Topeka A 13-member panel of Kansas legislators, lawyers and financial planners began work Friday on studying changes to the state's pension plan and the solution for keeping it solvent.
The panel was established by legislators this spring to address the long-term financial problems facing the Kansas Public Employees Retirement System. KPERS projects an $8.3 billion shortfall between revenues and the benefits promised to teachers and government workers through 2033.
"It will be a daunting task, truly challenging," said Senate President Steve Morris, a Hugoton Republican, in remarks opening Friday's discussion.
KPERS Executive Director Glenn Deck said the system is still recognizing investment losses from the start of the Great Recession in 2008. KPERS averages losses and gains over five years, to lessen the year-to-year swings in the value of its assets.
The new figure, released to KPERS trustees last week, is $587 million higher than the previous figure of almost $7.7 billion. The increase is about 8 percent. The figure represents the gap between anticipated revenues and benefits promised to teachers and other government workers through 2033.
KPERS expects the figure to drop significantly when a pensions law enacted this year takes effect. There are 279,000 Kansans participating in the system.
Deck said the KPERS board of directors recently voted to continue the assumption that investments will earn an average of 8 percent at least for the next year. The system experienced a 4.4 percent loss in investments in 2008 and a 19.6 percent drop in 2009.
The fund rebounded in 2010 with a 14.9 percent gain, followed by a 22.2 percent one in 2011.
"This is the most important assumption," Deck said.
The new law increases the state's annual contributions to KPERS. It also requires most public employees to choose between paying a higher portion of their salaries toward their pensions or seeing their future retirement benefits cut.
Those changes won't take effect until the study commission reviews pension issues and makes recommendations to the Legislature, including creation of new 401(k)-style plan.
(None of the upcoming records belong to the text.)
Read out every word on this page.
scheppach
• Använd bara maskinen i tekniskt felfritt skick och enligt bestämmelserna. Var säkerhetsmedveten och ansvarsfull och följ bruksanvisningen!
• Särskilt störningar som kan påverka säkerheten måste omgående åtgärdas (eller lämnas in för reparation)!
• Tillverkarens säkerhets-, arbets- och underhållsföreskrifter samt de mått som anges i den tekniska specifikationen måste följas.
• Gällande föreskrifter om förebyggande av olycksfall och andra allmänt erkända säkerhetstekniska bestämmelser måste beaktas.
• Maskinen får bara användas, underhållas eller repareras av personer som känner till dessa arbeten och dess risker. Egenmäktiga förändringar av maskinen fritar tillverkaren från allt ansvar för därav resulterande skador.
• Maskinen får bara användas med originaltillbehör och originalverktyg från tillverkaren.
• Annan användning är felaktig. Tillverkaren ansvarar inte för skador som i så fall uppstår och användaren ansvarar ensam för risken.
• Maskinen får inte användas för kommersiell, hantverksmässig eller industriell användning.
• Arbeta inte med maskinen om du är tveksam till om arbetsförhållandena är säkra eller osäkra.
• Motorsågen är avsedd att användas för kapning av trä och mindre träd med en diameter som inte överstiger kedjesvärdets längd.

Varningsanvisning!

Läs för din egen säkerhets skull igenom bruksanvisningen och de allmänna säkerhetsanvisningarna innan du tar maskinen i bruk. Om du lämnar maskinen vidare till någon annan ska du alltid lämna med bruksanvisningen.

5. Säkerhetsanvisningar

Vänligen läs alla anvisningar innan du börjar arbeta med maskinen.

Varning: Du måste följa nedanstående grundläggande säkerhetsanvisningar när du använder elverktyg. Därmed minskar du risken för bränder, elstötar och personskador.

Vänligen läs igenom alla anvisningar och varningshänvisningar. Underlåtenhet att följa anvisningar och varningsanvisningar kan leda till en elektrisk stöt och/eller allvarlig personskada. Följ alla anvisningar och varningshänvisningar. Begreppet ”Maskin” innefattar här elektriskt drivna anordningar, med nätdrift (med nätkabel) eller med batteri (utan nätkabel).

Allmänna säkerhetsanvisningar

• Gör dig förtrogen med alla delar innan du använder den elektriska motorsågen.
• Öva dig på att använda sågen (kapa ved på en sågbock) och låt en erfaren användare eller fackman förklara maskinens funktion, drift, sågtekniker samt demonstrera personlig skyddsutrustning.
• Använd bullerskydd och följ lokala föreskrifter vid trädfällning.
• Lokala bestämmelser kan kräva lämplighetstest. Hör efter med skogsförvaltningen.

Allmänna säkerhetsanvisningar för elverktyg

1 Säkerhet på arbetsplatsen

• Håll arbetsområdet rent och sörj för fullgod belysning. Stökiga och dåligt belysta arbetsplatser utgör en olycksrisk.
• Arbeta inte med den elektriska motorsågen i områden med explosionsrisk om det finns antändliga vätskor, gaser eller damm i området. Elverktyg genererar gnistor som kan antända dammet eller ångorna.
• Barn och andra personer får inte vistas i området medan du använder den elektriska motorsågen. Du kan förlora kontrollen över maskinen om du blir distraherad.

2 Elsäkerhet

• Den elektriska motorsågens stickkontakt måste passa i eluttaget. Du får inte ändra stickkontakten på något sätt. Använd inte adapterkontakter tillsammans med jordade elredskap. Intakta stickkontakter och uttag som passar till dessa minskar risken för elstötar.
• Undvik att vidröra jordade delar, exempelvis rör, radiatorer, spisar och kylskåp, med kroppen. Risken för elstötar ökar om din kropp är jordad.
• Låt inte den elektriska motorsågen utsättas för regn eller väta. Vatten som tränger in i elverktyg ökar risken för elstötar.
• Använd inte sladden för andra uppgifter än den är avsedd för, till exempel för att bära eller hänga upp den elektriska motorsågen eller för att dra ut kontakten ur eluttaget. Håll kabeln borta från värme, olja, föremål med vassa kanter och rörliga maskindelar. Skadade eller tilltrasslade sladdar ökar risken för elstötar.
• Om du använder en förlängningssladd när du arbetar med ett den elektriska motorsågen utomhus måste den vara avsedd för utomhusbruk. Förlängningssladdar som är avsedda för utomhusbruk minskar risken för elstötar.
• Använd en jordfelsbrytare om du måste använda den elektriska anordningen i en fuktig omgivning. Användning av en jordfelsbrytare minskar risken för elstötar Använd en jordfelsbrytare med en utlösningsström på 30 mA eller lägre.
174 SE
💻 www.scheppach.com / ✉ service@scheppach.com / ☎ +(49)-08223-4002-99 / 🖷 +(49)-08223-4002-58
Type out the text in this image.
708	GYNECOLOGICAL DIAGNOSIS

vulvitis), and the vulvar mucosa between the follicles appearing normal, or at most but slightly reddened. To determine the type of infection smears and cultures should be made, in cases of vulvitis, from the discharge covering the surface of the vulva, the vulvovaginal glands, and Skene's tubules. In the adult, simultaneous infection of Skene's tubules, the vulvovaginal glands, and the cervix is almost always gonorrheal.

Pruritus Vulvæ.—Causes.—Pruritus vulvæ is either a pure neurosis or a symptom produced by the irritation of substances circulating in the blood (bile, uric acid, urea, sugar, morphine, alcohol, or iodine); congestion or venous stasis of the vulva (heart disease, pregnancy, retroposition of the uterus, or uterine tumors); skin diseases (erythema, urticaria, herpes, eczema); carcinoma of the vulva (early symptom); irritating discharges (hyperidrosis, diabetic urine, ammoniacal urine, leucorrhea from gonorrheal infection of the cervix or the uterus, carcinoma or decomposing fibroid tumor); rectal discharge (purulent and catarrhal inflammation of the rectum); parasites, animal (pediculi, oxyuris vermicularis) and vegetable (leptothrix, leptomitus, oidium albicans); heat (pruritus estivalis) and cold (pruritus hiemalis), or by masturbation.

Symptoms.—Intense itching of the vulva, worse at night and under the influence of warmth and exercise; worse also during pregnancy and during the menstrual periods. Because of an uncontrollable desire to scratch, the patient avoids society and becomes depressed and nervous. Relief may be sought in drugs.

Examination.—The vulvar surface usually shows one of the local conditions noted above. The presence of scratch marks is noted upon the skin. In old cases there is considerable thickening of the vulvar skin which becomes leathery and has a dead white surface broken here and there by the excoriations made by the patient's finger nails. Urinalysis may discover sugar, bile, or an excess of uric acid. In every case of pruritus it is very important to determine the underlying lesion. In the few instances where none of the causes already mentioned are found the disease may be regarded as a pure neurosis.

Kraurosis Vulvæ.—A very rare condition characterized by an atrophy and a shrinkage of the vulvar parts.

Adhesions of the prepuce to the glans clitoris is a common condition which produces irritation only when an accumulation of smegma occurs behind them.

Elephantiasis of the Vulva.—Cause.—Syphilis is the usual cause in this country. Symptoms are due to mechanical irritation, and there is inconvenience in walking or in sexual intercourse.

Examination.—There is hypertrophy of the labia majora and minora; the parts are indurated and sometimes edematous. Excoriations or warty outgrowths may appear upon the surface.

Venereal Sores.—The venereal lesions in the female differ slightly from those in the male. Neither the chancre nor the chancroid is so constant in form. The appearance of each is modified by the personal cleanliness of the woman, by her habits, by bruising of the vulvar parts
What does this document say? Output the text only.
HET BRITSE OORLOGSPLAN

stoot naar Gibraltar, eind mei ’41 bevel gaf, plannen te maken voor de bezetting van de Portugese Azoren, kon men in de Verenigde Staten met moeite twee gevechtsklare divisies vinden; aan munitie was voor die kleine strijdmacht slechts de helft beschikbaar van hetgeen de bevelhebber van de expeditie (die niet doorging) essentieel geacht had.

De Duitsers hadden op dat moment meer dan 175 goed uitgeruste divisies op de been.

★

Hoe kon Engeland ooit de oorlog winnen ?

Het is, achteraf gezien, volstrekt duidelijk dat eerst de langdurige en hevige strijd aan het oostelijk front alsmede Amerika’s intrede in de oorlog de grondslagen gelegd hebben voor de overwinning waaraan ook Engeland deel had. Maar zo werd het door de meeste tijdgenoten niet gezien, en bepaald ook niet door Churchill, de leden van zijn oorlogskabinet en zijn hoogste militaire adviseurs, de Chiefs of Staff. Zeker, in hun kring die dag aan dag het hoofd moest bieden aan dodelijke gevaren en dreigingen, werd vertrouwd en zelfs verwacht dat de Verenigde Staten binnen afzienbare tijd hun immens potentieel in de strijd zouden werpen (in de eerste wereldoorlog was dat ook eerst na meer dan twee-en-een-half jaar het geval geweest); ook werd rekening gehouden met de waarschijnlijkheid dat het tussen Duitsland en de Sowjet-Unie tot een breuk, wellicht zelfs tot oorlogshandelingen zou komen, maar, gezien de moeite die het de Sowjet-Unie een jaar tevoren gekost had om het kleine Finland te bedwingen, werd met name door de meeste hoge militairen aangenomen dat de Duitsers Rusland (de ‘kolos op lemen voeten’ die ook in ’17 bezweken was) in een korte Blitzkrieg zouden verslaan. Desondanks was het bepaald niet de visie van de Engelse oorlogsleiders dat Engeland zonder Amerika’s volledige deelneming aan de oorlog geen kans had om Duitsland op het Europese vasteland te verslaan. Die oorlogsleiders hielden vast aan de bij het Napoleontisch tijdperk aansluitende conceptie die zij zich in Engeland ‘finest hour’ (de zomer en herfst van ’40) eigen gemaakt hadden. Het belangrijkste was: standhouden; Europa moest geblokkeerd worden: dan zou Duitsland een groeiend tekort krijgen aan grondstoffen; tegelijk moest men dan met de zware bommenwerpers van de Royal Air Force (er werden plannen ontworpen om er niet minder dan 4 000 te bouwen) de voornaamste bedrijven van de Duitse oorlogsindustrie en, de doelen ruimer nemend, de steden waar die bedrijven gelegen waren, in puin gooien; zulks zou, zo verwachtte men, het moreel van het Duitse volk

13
"If there is a more important issue than KPERS I challenge what it is," said Sen. Jeff King, an Independence Republican.
King and Rep. Mitch Holmes, a St. John Republican, will serve as co-chairmen of the study commission.
The KPERS system currently is a defined benefit plan, meaning employees are entitled to a set amount of money when they retire, based on years of service and their average salary.
Republican Gov. Sam Brownback and others favor a defined contribution plan as a means to improve the overall health of the pension system.
A defined-contribution system, mirroring 401(k) plans in the private sector, would base each worker's benefits on the investment earnings from what they and the state contribute toward their pensions. Existing KPERS plans guarantee benefits up front, based on an employee's years of service and final salary.
Those who favor moving toward a 401(k)-style plan for public employees say traditional pensions can't be sustained financially. But retiree groups and public employee unions argue that a 401(k)-style plan will result in less secure and less generous benefits for workers.